Disclaimers are important I think, and perhaps never more so when writing about vampire movies. Personally, I enjoy them a lot, and have followed the vampire as a character, phenomenon and monster through half my life.
Vampires are more associated with sparkling, emo six-packs these days, but the vampires of Only Lovers Left Alive have much more in common with Anne Rice’s old pantheon of characters than Meyer’s more recent “evolution”. These are vampires who interacted with history, with the great writers, scientists and painters. Their endless, and sometimes tedious lives, punctuated by some cultural or scientific genius who can keep their attention for a few more decades.
Tom Hiddleston and Tilda Swinton play the two lovers, Adam and Eve. Adam is sick of eternity, and feels suicidal. He is not a tragic character, however, because he is so hypocritical and disagreeable. Humans are “zombies” to them, but they live for our – the zombies’ – cultural output over the centuries. Adam repeatedly says he has no heroes, only a gallery of “zombies” he deems worthy to frame on his wall. From Newton, Oscar Wilde and Buster Keaton, every picture and knickknack in his home tells a story that could fill a movie. With a throwaway line about Mary Wollstonecraft’s deliciousness, he throws away a whole plot. He hates us, yet he plays our instruments, and of course, drinks our blood.
The film is not trying to tell those hinted-at stories, however, because it is a slow, meandering glimpse into these two at a point of where they may or may not give up on eternity. Despite the lethargic plot and characters, welcome particularly after a long hot day, one can not help but wonder at all those knickknacks, and if just one of those stories might have been more pressing to tell.
It is important to stress that while everyone plays it straight, the audience doesn’t have to take it seriously. There is a lot of humour in it, especially for a fan of all types of vampires. When Adam and Co. sit in a darkened club with sunglasses, it can not be anything but ridiculous. He is definitely a vampire-hipster, and that is both funny and interesting, and I like to think that’s what the movie intended.

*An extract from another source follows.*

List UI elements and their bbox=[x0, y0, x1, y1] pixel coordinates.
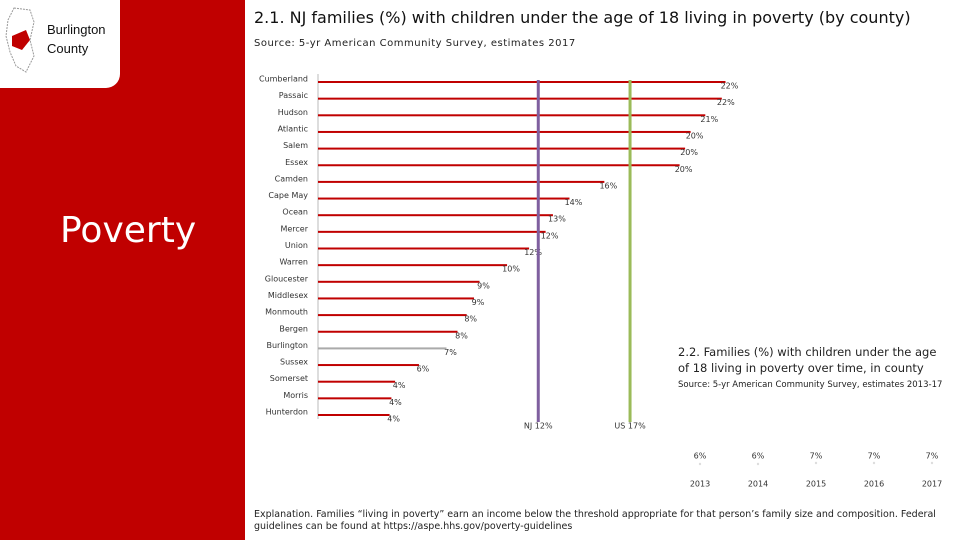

Only Lovers Left Alive is not a brilliant piece of cinema, even for the vampire-genre, but it does ask a good “what if” – what if you were cursed to walk the earth for centuries. It’s the same sort of question you answer when someone asks what you would do if you were stuck in a groundhog day loop. Read every novel, play every instrument, become cynical thanks to humanity, or embrace its potential? Adam and Eve represent the two extremes of this scenario.
For vampire fans – and perhaps especially for those introduced to the genre through Anne Rice – this film is a lovely, slow and amusing pause between Twilights’ melodrama and the gratuitous pseudo-porn of True Blood. Someone thought the vampire-idea deserved a different treatment on screen again, and I for one am extremely glad this was done, and that Hiddleston and Swindon gave it their absolute best.